In the first trial, the judge accepted the evidence of the DRE as a “lay” opinion, but found there was a reasonable doubt as to Bingley’s guilt and acquitted him. It was successfully appealed by the Crown.

At the second trial, the judge didn’t recognize the DRE as an expert witness following a special hearing known as a voir dire. This time the evidence was ruled inadmissible and Bingley was acquitted a second time.

Both a summary conviction appeal court and the Ontario Court of Appeal found that a DRE evidence was automatically admissible as expert evidence and didn’t require a voir dire.

Bingley challenged the Ontario Court of Appeal’s finding to the Supreme Court, which upheld the ruling that DREs don’t need to be vetted in a voir dire since their expertise had been established by Parliament and such challenges in every case would be a waste of judicial resources.

Sgt. John Kiss, who is manager of the Ottawa police impaired driving counter measures program and a member of the Ontario Association of Chiefs of Police working group on DREs, said he was “surprised” prosecutors agreed to the plea to a traffic offence in the long-running case.

Kiss said not all was lost, since the Supreme Court decision was still a win for policing.

“At the end of the day, we achieved a very positive ruling for the Supreme Court as far as road safety goes,” he said.

Kiss said Ottawa police currently have 16 DREs, but have been training recruits since 2012 on how to administer the standardized field sobriety testing. Currently 141 officers can conduct the roadside testing to determine if a driver should be taken for further evaluation by a DRE.

Kiss said police hoped the oral fluid screeners would be a “silver bullet” much like roadside alcohol breath tests. That won’t be the case, although Kiss said their eventual approval should simplify roadside testing.
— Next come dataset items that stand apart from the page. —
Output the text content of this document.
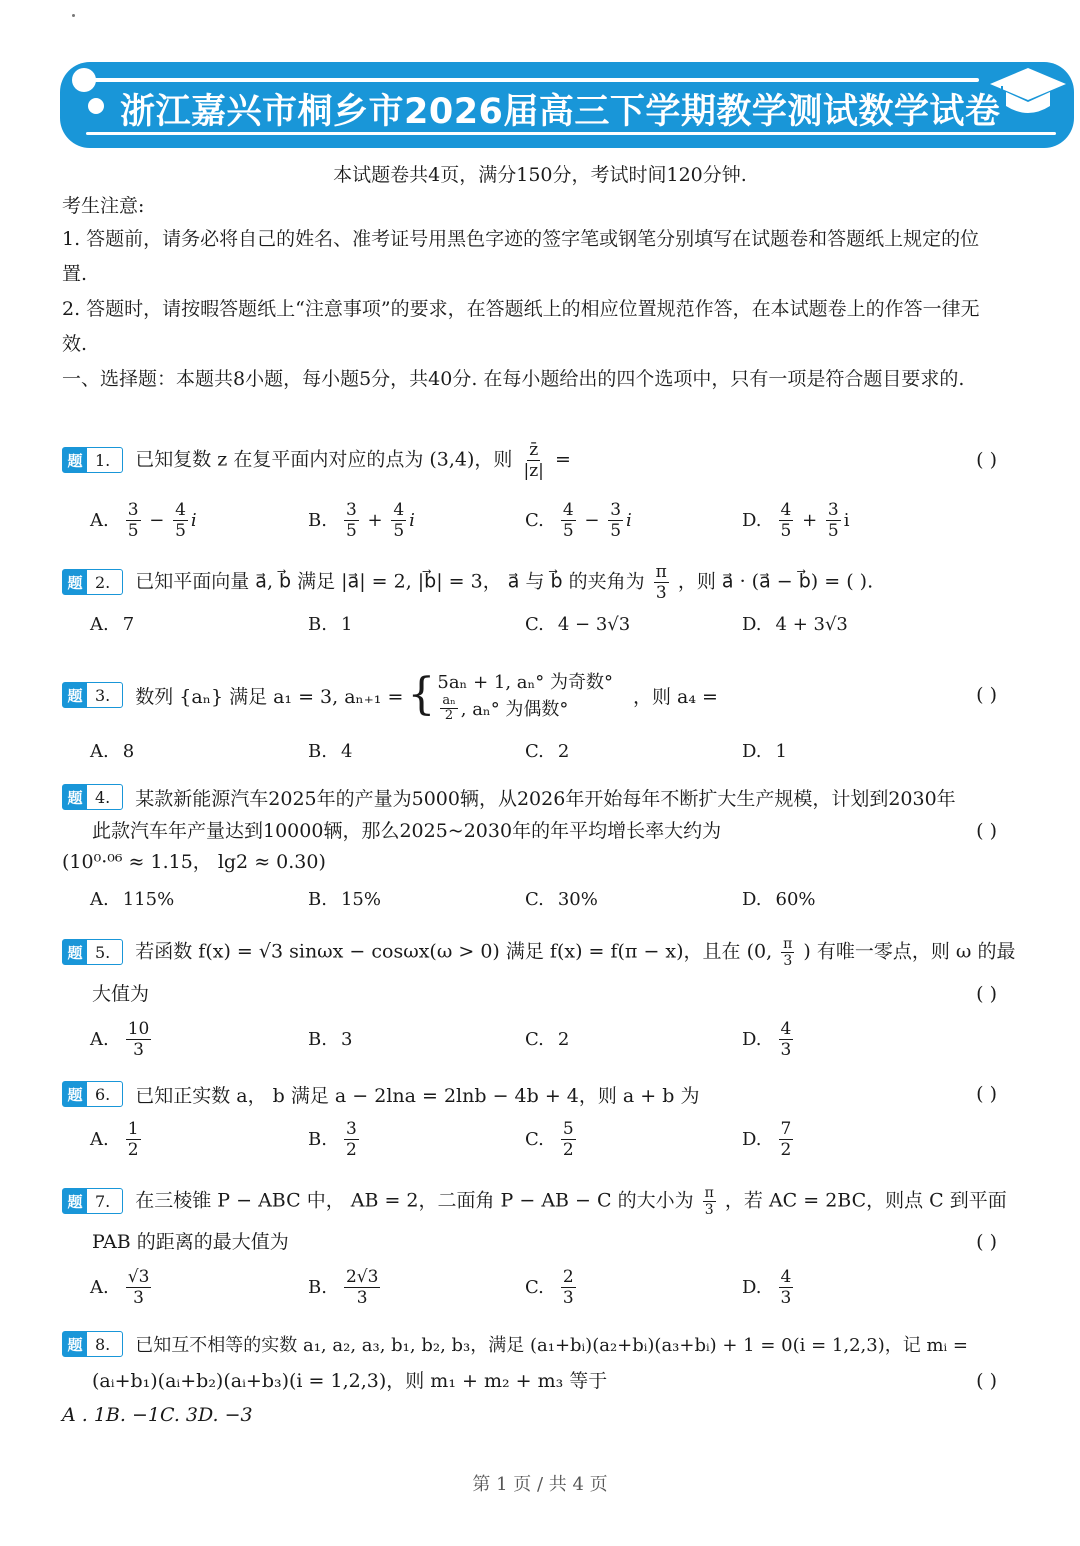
浙江嘉兴市桐乡市2026届高三下学期教学测试数学试卷
本试题卷共4页，满分150分，考试时间120分钟.
考生注意:
1. 答题前，请务必将自己的姓名、准考证号用黑色字迹的签字笔或钢笔分别填写在试题卷和答题纸上规定的位置.
2. 答题时，请按暇答题纸上“注意事项”的要求，在答题纸上的相应位置规范作答，在本试题卷上的作答一律无效.
一、选择题：本题共8小题，每小题5分，共40分. 在每小题给出的四个选项中，只有一项是符合题目要求的.
题 1.	已知复数 z 在复平面内对应的点为 (3,4)，则 $\frac{z̄}{|z|}$ =	( )
A. $\frac{3}{5} - \frac{4}{5}$ i	B. $\frac{3}{5} + \frac{4}{5}$ i	C. $\frac{4}{5} - \frac{3}{5}$ i	D. $\frac{4}{5} + \frac{3}{5}$ i
题 2.	已知平面向量 a⃗, b⃗ 满足 |a⃗| = 2, |b⃗| = 3， a⃗ 与 b⃗ 的夹角为 $\frac{\pi}{3}$ ，则 a⃗ · (a⃗ − b⃗) = ( ).
A. 7	B. 1	C. 4 − 3√3	D. 4 + 3√3
题 3.	数列 {aₙ} 满足 a₁ = 3, aₙ₊₁ = { 5aₙ + 1, aₙ° 为奇数°
$\frac{\text{aₙ}}{2}$ , aₙ° 为偶数°
，则 a₄ =	( )
A. 8	B. 4	C. 2	D. 1
题 4.	某款新能源汽车2025年的产量为5000辆，从2026年开始每年不断扩大生产规模，计划到2030年
此款汽车年产量达到10000辆，那么2025~2030年的年平均增长率大约为	( )
(10⁰·⁰⁶ ≈ 1.15， lg2 ≈ 0.30)
A. 115%	B. 15%	C. 30%	D. 60%
题 5.	若函数 f(x) = √3 sinωx − cosωx(ω > 0) 满足 f(x) = f(π − x)，且在 (0, $\frac{\pi}{3}$ ) 有唯一零点，则 ω 的最
大值为	( )
A. $\frac{10}{3}$	B. 3	C. 2	D. $\frac{4}{3}$
题 6.	已知正实数 a， b 满足 a − 2lna = 2lnb − 4b + 4，则 a + b 为	( )
A. $\frac{1}{2}$	B. $\frac{3}{2}$	C. $\frac{5}{2}$	D. $\frac{7}{2}$
题 7.	在三棱锥 P − ABC 中， AB = 2，二面角 P − AB − C 的大小为 $\frac{\pi}{3}$ ，若 AC = 2BC，则点 C 到平面
PAB 的距离的最大值为	( )
A. $\frac{√3}{3}$	B. $\frac{2√3}{3}$	C. $\frac{2}{3}$	D. $\frac{4}{3}$
题 8.	已知互不相等的实数 a₁, a₂, a₃, b₁, b₂, b₃，满足 (a₁+bᵢ)(a₂+bᵢ)(a₃+bᵢ) + 1 = 0(i = 1,2,3)，记 mᵢ =
(aᵢ+b₁)(aᵢ+b₂)(aᵢ+b₃)(i = 1,2,3)，则 m₁ + m₂ + m₃ 等于	( )
A . 1B. −1C. 3D. −3
第 1 页 / 共 4 页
It’s little comfort for Bingley though, who estimates the legal fight has cost him tens of thousands of dollars in legal fees and lost wages. Eight years of court dates and being in constant legal limbo have been an emotional roller-coaster, he said.

About a week after his arrest for allegedly driving while drug-impaired, he was charged with dealing drugs. He later pleaded guilty to possession of marijuana for the purpose of trafficking and spent a year under house arrest followed by time on probation.

But Bingley said the experience has been a valuable life lesson, and one that he credits with turning his life around.

Since being charged in 2009, he’s moved up from his job as an apprentice labourer to a construction supervisor. Bingley’s also the proud father of a one-and-a-half year old, he said.

“It cost me a lot of money and a lot of stress,” Bingley said. “I’m happy it’s done. I’m happy with the outcome.”